The child shrunk as she listened, and was gone before her humble friend looked around again.
* * * * *
Just around the corner from Mr. Dombey's office was the little shop of a nautical-instrument maker whose name was Solomon Gills. The stock-in-trade of this old gentleman comprised chronometers, barometers, telescopes, compasses, charts, maps, and every kind of an instrument used in the working of a ship's course, or the keeping of a ship's reckoning, or the prosecuting of a ship's discovery. Old prints of ships hung in frames upon the walls; outlandish shells, seaweeds and mosses decorated the chimney-piece; the little wainscoted parlor was lighted by a skylight, like a cabin, The shop itself seemed almost to become a sea-going ship-shape concern, wanting only good sea room, in the event of an unexpected launch, to work its way securely to any desert island in the world.
Here Solomon Gills lived, in skipper-like state, all alone with his nephew, Walter; a boy of fourteen, who looked quite enough like a midshipman to carry out the prevailing idea.
It is half past five o'clock, and an autumn afternoon. Solomon Gills is wondering where Walter is, when a voice exclaims, "Halloa, Uncle Sol!" and the instrument-maker, turning briskly around, sees a cheerful-looking, merry boy fresh with running home in the rain; fair-faced, bright-eyed and curly-haired.
"Well, uncle, how have you got on without me all day? Is dinner ready? I'm so hungry."
"As to getting on," said Solomon, good-naturedly, "It would be odd if I couldn't get on without a young dog like you a great deal better than with you. As to dinner being ready, it's been waiting for you this half-hour.
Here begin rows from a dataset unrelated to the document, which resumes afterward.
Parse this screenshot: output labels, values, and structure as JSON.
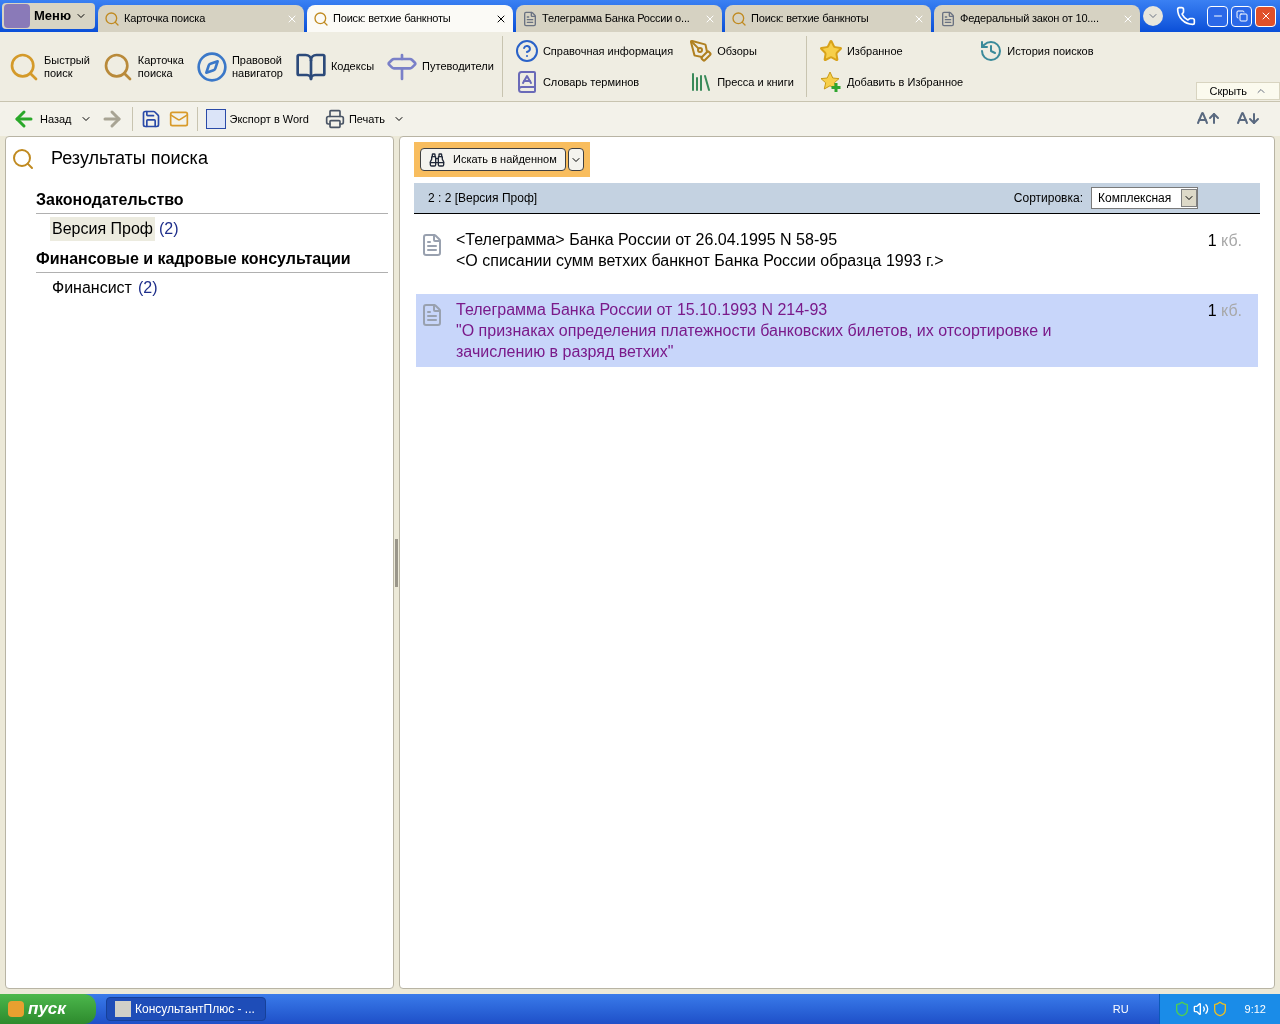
{
  "menu_button": {
    "label": "Меню"
  },
  "tabs": [
    {
      "label": "Карточка поиска",
      "kind": "search",
      "selected": false
    },
    {
      "label": "Поиск: ветхие банкноты",
      "kind": "search",
      "selected": true
    },
    {
      "label": "Телеграмма Банка России о...",
      "kind": "document",
      "selected": false
    },
    {
      "label": "Поиск: ветхие банкноты",
      "kind": "search",
      "selected": false
    },
    {
      "label": "Федеральный закон от 10....",
      "kind": "document",
      "selected": false
    }
  ],
  "ribbon": {
    "large_items": [
      {
        "label": "Быстрый поиск",
        "kind": "quick_search"
      },
      {
        "label": "Карточка поиска",
        "kind": "search_card"
      },
      {
        "label": "Правовой навигатор",
        "kind": "navigator"
      },
      {
        "label": "Кодексы",
        "kind": "codes"
      },
      {
        "label": "Путеводители",
        "kind": "guides"
      }
    ],
    "groups": [
      [
        {
          "label": "Справочная информация",
          "kind": "reference"
        },
        {
          "label": "Словарь терминов",
          "kind": "dictionary"
        },
        {
          "label": "Обзоры",
          "kind": "reviews"
        },
        {
          "label": "Пресса и книги",
          "kind": "press"
        }
      ],
      [
        {
          "label": "Избранное",
          "kind": "favorites"
        },
        {
          "label": "Добавить в Избранное",
          "kind": "add_favorite"
        },
        {
          "label": "История поисков",
          "kind": "history"
        }
      ]
    ],
    "hide_button": "Скрыть"
  },
  "toolbar": {
    "back": "Назад",
    "export": "Экспорт в Word",
    "print": "Печать"
  },
  "left_panel": {
    "title": "Результаты поиска",
    "sections": [
      {
        "title": "Законодательство",
        "items": [
          {
            "label": "Версия Проф",
            "count": "(2)",
            "selected": true
          }
        ]
      },
      {
        "title": "Финансовые и кадровые консультации",
        "items": [
          {
            "label": "Финансист",
            "count": "(2)",
            "selected": false
          }
        ]
      }
    ]
  },
  "right_panel": {
    "search_in_results": "Искать в найденном",
    "status": "2 : 2 [Версия Проф]",
    "sort_label": "Сортировка:",
    "sort_value": "Комплексная",
    "results": [
      {
        "title": "<Телеграмма> Банка России от 26.04.1995 N 58-95",
        "subtitle": "<О списании сумм ветхих банкнот Банка России образца 1993 г.>",
        "size": "1",
        "unit": "кб.",
        "selected": false,
        "visited": false
      },
      {
        "title": "Телеграмма Банка России от 15.10.1993 N 214-93",
        "subtitle": "\"О признаках определения платежности банковских билетов, их отсортировке и зачислению в разряд ветхих\"",
        "size": "1",
        "unit": "кб.",
        "selected": true,
        "visited": true
      }
    ]
  },
  "taskbar": {
    "start": "пуск",
    "task": "КонсультантПлюс - ...",
    "language": "RU",
    "time": "9:12"
  }
}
As to being hungry, I am!"
"Come along, then, uncle!" cried the boy, and Uncle Sol and his nephew were speedily engaged on a fried sole, with a prospect of steak to follow.
"Now," said the old man eagerly, "Let's hear something about the Firm."
"Oh! there's not much to be told, uncle," said the boy, plying his knife and fork. "When Mr. Dombey came in, he walked up to my seat--I wish he wasn't so solemn and stiff, uncle--and told me you had spoken to him about me, and that he had found me employment in the House accordingly, and that I was expected to be attentive and punctual, and then he went away. I thought he didn't seem to like me much."
"You mean, I suppose." observed the instrument-maker, "that you didn't seem to like him much."
"Well, uncle," returned the boy laughing, "perhaps so; I never thought of that."
Solomon looked a little graver as he finished his dinner, and glanced from time to time at the boy's bright face. When dinner was done, he went down into a little cellar, and returned with a bottle covered with dust and dirt.
"Why, uncle Sol!" said the boy, "What are you about? that's the wonderful Madeira--there's only one more bottle!"
Uncle Sol nodded his head, and having drawn the cork in solemn silence, filled two glasses, and set the bottle and a third clean glass on the table.
"You shall drink the other bottle, Wally," he said, "When you come to good fortune; when you are a thriving, respected, happy man; when the start in life you have made to-day shall have brought you--as I pray Heaven it may!--to a smooth part of the course you have to run, my child. My love to you!"